Apresentado como Poster nas VI Jornadas Internacionais de Neonatologia/ XLIV Jornadas Nacionais de Neonatologia em Novembro de 2015 em Évora.
Background. Large congenital cervical tumours are rare, severe conditions, causing both airway patency and surgical excision problems. Great prematurity further increases its complexity.

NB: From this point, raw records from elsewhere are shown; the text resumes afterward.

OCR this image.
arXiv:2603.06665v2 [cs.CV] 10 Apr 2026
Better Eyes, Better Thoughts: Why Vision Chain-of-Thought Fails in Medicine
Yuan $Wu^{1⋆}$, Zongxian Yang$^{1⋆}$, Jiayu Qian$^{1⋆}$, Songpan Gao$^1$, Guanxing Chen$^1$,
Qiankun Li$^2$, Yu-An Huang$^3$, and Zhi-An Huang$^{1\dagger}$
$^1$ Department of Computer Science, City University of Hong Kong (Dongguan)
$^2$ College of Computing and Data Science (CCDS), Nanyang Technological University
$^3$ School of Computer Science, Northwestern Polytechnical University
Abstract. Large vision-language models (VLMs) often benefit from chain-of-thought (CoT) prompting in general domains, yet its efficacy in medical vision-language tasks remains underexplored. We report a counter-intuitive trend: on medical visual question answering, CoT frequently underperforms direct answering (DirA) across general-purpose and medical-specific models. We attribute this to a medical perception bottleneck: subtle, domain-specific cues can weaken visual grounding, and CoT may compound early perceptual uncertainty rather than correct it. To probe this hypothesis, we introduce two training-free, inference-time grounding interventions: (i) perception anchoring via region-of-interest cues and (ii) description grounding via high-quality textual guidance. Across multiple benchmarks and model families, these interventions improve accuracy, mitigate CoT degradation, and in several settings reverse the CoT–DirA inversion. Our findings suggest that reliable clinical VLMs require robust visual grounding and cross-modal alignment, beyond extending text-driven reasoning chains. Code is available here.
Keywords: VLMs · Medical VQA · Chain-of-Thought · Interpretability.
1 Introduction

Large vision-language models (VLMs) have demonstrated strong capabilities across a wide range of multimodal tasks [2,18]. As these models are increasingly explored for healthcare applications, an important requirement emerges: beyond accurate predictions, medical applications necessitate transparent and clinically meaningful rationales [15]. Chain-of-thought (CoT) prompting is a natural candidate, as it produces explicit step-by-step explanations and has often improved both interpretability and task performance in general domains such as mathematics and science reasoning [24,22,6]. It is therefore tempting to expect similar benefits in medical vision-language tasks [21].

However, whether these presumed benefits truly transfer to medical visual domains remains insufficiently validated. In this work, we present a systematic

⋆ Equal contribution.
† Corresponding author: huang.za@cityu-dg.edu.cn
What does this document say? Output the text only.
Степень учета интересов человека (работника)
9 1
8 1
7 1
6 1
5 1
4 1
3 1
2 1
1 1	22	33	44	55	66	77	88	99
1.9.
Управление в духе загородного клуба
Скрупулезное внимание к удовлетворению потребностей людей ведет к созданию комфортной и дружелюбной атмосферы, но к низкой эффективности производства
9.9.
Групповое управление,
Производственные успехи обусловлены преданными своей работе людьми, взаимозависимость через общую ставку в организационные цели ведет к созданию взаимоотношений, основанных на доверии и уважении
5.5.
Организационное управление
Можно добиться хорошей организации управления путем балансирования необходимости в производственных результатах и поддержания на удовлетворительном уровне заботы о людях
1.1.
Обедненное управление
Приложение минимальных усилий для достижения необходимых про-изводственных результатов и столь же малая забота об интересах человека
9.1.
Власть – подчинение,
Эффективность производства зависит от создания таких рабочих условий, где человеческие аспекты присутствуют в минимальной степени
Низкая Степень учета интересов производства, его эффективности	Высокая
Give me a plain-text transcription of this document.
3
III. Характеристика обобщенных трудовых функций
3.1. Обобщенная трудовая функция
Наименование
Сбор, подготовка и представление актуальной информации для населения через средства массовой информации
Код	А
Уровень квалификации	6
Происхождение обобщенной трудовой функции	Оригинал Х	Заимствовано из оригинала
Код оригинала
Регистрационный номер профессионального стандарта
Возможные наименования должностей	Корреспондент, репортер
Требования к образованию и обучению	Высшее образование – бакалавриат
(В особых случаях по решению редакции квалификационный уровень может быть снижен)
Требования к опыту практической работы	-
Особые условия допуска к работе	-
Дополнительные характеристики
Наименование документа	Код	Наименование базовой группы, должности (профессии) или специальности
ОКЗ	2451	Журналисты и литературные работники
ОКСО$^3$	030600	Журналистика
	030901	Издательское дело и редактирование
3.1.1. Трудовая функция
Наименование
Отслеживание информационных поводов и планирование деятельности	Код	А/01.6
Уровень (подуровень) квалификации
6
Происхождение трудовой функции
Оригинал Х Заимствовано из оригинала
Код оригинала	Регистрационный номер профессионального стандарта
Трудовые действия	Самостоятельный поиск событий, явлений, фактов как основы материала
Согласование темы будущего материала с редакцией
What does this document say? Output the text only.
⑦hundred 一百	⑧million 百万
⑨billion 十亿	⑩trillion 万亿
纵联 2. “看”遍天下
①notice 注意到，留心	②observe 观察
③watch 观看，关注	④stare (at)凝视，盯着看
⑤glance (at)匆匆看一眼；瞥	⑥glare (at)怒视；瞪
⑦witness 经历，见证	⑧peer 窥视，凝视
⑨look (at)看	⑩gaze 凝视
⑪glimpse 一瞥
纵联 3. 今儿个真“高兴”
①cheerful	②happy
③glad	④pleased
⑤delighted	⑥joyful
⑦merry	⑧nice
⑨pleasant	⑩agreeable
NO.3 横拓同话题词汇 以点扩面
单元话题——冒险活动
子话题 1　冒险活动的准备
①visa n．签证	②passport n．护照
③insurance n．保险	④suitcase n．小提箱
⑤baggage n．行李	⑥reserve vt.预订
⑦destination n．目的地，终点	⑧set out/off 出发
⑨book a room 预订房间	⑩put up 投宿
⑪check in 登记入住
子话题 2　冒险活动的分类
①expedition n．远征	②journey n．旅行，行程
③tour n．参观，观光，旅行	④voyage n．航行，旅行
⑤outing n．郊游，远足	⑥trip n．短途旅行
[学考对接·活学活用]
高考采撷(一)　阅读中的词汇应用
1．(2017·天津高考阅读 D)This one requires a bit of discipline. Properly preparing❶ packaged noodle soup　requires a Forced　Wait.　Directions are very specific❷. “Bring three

Case Report. A female neonate was born at 28 weeks, weighting 1030g, in a tertiary perinatal centre, due to spontaneous labour. This primigesta had medical vigilance and sonography was considered normal shortly before delivery. A large cervical mass causing respiratory distress led to prompt intubation in the delivery room, followed by mild ventilator support. Early sonography suggested cervical haemangioma and she was referred to a medico-surgical neonatal unit. Further pre-operative imagiology also suggested lymphangioma. At the 5th day of life, the tumour was almost completely excised and close contact with para-oesophageal and tracheal structures was noted. Histopathology revealed an immature cervical teratoma. She required non-invasive ventilatory support after extubation 4 days after surgery, due to stridor and respiratory effort. Laryngoscopy (direct and fibroscopy) revealed paralysis of the right vocal cord and paresis of the left. Full enteral feeding by tube was slowly achieved with anti-reflux formula and intermittent nasal pressure support with oxygen was required and criteriae for chronic lung disease were achieved. Follow-up laryngoscopies showed recovery of the left vocal cord paresis. In spite of intensive speech therapy, after videofluroscopic swallowing study, gastrostomy was performed at age 7½ months
Discussion. The differential diagnosis of congenital cervical tumours must include teratoma. Their surgical excision is technically challenging, therefore stridor and dyspnoea should suggest laryngeal nerve lesion and the consequent diagnostic and rehabilitation protocol must be followed.
Key-Words: Gastrostomy, great prematurity, imature cervical teratoma, videofluroscopic swallowing study, vocal cord paralysis.